Schlägt sie Alarm, erfolgt eine unmittelbare körperliche Reaktion auf
bedrohliche Reize. Das Angstzentrum wird aktiv und versetzt den Körper
instinktiv in den „Fight-or-Flight-Modus“ (kämpfen oder fliehen), noch
bevor uns bewusstwird, dass wir Angst haben. Wir produzieren
Stresshormone, wie Adrenalin und Cortisol. Herzschlag und Atmung werden
beschleunigt. So können wir uns voll und ganz auf die Bedrohung
fokussieren. Wir werden leistungsfähiger, aufmerksamer und nehmen
Umgebungsreize stärker wahr.
• Der langsamere Weg geht über den Kortex, einem viel jüngeren
Hirnareal. Er ist unter anderem für die Verarbeitung von
Sinneswahrnehmungen zuständig. Im Austausch mit dem Hippocampus wird das
Erlebte mit bereits vorhandenen Erinnerungen abgeglichen. So wird die
Gefahrensituation rational bewertet, möglicherweise Entwarnung gegeben und
die Emotionen wieder reguliert. Der Botenstoff Endorphin reduziert den
Stress und sorgt für angenehme Glücks- und Entspannungsgefühle.
Woher kommt die Freude am Gruseln?
Das Gruseln ist eine Ambivalenz zwischen einer vermeintlichen Gefahr bei
gleichzeitig empfundener Sicherheit. So wird das Alarmsystem zwar gereizt,
weil unsere Sinne Bedrohungen wahrnehmen, jedoch ist uns bewusst, dass wir
die Situation jederzeit unter Kontrolle haben. Dieses Wechselspiel
zwischen starker An- und Entspannung wird oft als Hochgefühl empfunden.
Für viele Menschen ist das eine willkommene Stimulation zum sonst eher
monotonen Alltag. In der Psychologie wird dies als „Angstlust“ bezeichnet
und erklärt unter anderem auch die große Faszination für True Crime-
Formate.
Wieso wirken Clowns gerade an Halloween so bedrohlich?
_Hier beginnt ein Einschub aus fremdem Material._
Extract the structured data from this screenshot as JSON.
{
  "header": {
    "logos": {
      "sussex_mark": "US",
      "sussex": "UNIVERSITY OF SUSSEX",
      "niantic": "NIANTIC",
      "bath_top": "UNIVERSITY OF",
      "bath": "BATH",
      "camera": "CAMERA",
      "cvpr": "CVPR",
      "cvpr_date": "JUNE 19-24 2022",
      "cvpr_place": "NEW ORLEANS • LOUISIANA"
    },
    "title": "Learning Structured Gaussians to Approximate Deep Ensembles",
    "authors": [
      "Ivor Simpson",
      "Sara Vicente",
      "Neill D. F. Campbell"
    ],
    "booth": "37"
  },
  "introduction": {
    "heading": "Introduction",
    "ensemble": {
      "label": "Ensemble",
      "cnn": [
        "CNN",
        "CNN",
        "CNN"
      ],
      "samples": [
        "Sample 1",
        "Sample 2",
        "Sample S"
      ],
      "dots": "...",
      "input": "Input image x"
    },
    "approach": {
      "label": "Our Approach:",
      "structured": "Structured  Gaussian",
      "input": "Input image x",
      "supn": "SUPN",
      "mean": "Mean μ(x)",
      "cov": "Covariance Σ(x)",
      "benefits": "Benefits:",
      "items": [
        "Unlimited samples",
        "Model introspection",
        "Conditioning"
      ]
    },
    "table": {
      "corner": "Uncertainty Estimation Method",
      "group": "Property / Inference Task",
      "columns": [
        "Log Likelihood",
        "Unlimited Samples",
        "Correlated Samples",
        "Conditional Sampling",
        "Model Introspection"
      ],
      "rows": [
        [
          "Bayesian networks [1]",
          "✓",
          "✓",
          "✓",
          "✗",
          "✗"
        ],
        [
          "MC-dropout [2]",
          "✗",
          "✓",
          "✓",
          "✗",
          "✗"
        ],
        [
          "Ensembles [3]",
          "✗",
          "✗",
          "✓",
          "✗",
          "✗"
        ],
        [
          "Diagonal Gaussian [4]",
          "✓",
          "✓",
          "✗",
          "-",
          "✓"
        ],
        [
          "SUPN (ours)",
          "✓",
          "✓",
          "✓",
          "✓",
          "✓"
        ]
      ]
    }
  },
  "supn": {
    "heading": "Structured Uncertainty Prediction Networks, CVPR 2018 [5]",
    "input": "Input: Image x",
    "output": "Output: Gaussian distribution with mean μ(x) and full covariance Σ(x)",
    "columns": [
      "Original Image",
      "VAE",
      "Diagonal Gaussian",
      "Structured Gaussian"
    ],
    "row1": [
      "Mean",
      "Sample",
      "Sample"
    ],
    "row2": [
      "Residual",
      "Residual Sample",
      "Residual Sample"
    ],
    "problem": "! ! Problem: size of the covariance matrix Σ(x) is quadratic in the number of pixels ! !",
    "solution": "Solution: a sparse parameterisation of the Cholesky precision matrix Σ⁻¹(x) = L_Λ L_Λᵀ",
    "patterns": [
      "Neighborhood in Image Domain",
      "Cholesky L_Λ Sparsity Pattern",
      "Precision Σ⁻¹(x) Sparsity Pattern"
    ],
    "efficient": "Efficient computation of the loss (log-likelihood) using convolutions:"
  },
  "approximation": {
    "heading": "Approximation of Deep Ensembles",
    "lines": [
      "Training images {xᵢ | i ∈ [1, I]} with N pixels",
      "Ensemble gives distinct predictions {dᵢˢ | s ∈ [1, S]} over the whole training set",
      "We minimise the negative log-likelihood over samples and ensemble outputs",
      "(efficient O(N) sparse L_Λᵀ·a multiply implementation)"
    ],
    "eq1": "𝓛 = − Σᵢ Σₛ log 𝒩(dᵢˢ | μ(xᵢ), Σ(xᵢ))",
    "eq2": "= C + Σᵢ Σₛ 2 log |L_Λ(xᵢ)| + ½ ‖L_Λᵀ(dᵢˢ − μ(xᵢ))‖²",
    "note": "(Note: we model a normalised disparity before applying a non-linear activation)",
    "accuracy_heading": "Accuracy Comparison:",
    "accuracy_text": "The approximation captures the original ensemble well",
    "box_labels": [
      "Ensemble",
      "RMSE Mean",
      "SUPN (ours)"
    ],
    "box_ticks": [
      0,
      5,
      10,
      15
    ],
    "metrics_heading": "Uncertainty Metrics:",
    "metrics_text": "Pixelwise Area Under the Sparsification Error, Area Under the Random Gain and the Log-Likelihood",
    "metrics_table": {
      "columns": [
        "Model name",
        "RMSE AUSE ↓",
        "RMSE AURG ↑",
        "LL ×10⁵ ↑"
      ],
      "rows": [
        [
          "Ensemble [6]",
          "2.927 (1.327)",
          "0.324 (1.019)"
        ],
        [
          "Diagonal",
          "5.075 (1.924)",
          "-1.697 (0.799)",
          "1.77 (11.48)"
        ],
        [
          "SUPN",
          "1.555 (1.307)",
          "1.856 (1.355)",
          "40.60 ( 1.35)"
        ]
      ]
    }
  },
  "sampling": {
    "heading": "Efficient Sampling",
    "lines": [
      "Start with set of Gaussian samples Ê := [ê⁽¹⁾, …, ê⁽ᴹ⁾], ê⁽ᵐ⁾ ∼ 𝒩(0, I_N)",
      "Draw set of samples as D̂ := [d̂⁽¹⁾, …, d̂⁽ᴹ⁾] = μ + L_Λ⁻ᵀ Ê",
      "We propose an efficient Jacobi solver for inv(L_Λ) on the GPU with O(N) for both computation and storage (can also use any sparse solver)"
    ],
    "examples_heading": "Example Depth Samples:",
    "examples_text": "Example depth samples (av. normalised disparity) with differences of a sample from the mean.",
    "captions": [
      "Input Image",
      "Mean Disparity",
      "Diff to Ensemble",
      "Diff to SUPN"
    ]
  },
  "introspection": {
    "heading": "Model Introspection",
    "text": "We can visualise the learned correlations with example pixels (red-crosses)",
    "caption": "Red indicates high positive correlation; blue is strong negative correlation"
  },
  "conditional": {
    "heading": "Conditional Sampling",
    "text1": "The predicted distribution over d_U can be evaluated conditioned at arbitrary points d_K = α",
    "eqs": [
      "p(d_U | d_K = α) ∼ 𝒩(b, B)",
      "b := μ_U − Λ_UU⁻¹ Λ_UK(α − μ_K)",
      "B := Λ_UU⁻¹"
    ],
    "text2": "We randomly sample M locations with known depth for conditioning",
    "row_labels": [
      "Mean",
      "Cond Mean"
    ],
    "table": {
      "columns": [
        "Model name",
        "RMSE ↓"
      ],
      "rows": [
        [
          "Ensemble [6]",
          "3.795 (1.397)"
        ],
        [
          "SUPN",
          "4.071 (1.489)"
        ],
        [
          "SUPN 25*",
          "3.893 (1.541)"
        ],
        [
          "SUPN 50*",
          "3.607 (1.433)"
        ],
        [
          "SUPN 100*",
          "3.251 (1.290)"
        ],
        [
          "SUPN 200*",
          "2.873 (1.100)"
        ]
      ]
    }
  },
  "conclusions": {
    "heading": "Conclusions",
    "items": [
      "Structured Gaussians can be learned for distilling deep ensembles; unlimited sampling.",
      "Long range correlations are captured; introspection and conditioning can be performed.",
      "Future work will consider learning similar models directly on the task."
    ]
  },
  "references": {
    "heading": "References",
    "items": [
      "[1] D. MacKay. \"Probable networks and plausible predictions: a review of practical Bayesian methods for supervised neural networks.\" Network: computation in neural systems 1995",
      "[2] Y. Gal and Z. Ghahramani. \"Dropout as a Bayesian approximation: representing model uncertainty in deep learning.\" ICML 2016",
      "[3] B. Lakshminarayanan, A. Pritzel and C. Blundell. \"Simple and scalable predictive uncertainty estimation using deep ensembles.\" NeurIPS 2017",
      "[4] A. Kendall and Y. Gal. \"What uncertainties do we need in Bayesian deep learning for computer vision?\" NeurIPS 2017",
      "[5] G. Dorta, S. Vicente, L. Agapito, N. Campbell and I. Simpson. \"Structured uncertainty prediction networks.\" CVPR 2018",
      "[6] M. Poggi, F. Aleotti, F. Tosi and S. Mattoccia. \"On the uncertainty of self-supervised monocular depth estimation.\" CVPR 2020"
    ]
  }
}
Zum einen ist es die Dissonanz (Widersprüchlichkeit) in der Wahrnehmung.
Ein Clown oder eine Puppe sind zunächst eigentlich positiv besetzt. Wenn
an Halloween aus dem lustigen Clown ein „Horror-Clown“ und aus einer
netten Puppe, „Chucky die Mörderpuppe“ wird, ist dieser Widerspruch im
Verhalten kaum zu ertragen. Für viele ist es auch irritierend, dass sich
durch die Schminke oder Maske die Mimik eines Clowns nicht verändert und
sich Emotionen so nicht mehr erkennen lassen. Die Angst vor Clowns ist
eine gar nicht so seltene Phobie, die als „Coulrophobie“ bezeichnet wird.
Durch die Verkleidung kann zudem der so genannte „Uncanny Valley-Effekt“
(englisch für unbekanntes Tal) entstehen. Dieses Unbehagen erleben wir
auch bei Robotern, die echten Menschen sehr ähneln oder sich wie diese
bewegen, aber eben nicht wirklich menschlich sind.